La morte di “Berna”
«Con lui sul Cerro Torre
Era meticoloso e prudente»

Fabio Salini, istruttore nazionale di alpinismo, ricorda Matteo Bernasconi, morto sul pizzo del Diavolo

«Ci eravamo ripromessi di trovarci per una sciata telemark, ma gli impegni, prima, e l’emergenza sanitaria, poi, non ce l’hanno permesso. Ora non sarà più possibile».

Fabio Salini, alpinista valchiavennasco e istruttore nazionale guide alpine, ricorda l’amico Matteo Bernasconi, il “Berna”, che ha perso la vita martedì travolto da una valanga durante un’escursione scialpinistica sul Pizzo del Diavolo, nel territorio comunale di Castello dell’Acqua.

Salini e Bernasconi nel dicembre del 2008 sono stati protagonisti di un’esperienza eccezionale in Patagonia: sono arrivati in cima al Cerro Torre dalla parete Ovest compiendo la sesta ripetizione assoluta e la prima ripetizione italiana della celebre e ormai leggendaria Via aperta dai Ragni nel 1974. Bernasconi, all’epoca 26enne, aveva deciso solo ad ottobre di tentare la salita, con soli 20 giorni a disposizione, viaggio compreso.

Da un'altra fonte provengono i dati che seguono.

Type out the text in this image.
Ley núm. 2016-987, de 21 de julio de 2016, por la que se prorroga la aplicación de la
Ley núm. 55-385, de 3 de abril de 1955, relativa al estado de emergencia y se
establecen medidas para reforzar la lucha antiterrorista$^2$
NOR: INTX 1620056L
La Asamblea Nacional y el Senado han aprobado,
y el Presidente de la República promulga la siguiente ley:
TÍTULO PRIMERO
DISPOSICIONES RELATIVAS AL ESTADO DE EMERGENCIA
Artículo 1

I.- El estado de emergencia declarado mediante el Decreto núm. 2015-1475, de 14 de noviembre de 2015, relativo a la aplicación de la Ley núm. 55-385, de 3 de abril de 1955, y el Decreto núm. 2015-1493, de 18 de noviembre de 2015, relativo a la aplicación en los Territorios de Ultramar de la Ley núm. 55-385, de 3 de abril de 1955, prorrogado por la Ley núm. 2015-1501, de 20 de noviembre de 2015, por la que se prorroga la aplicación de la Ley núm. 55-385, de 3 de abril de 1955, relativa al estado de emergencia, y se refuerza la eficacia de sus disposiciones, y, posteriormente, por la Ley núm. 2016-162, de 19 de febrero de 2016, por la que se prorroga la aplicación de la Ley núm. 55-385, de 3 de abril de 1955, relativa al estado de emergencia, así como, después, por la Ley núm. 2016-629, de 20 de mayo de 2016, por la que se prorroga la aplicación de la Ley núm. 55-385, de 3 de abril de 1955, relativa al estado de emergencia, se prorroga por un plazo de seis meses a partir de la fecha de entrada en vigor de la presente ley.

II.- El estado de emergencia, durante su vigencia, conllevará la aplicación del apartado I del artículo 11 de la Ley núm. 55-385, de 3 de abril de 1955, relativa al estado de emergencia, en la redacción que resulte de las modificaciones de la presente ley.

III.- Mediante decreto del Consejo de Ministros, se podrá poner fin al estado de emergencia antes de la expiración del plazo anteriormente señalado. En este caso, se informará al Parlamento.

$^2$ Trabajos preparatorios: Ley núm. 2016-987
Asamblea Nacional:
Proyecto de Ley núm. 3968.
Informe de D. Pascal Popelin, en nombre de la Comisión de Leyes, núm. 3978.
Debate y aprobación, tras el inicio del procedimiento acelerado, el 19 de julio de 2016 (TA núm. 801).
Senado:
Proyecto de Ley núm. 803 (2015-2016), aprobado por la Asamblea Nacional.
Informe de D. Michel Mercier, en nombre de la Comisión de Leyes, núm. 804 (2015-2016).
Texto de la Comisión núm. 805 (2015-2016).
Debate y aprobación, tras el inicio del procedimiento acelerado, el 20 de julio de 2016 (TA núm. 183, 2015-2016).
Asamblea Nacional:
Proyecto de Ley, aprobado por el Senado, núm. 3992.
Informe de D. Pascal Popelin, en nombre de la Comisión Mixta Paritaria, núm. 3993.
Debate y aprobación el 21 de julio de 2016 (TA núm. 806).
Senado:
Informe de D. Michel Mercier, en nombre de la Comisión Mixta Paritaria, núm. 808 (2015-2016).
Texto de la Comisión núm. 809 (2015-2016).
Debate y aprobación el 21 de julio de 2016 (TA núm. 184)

L’alpinista e istruttore valchiavennasco descrive il “Berna” come prudente e soprattutto molto meticoloso nei preparativi. «A tratti era quasi maniacale - dice Fabio Salini, sempre sorridendo -. Preparava nei dettagli e meticolosamente il materiale che occorreva, sapeva mettere a fuoco la gita. Ed era prudente. Ma la qualità che forse più lo rappresentava in montagna era la capacità di individuare sempre la linea da seguire. Quando si sale lungo un itinerario alpinistico, su una parete molto vasta, magari risalente agli anni Sessanta o pure prima, può essere difficile, è normale anche perdersi. Lui no, aveva un feeling incredibile con la linea da seguire, una qualità che non è da tutti».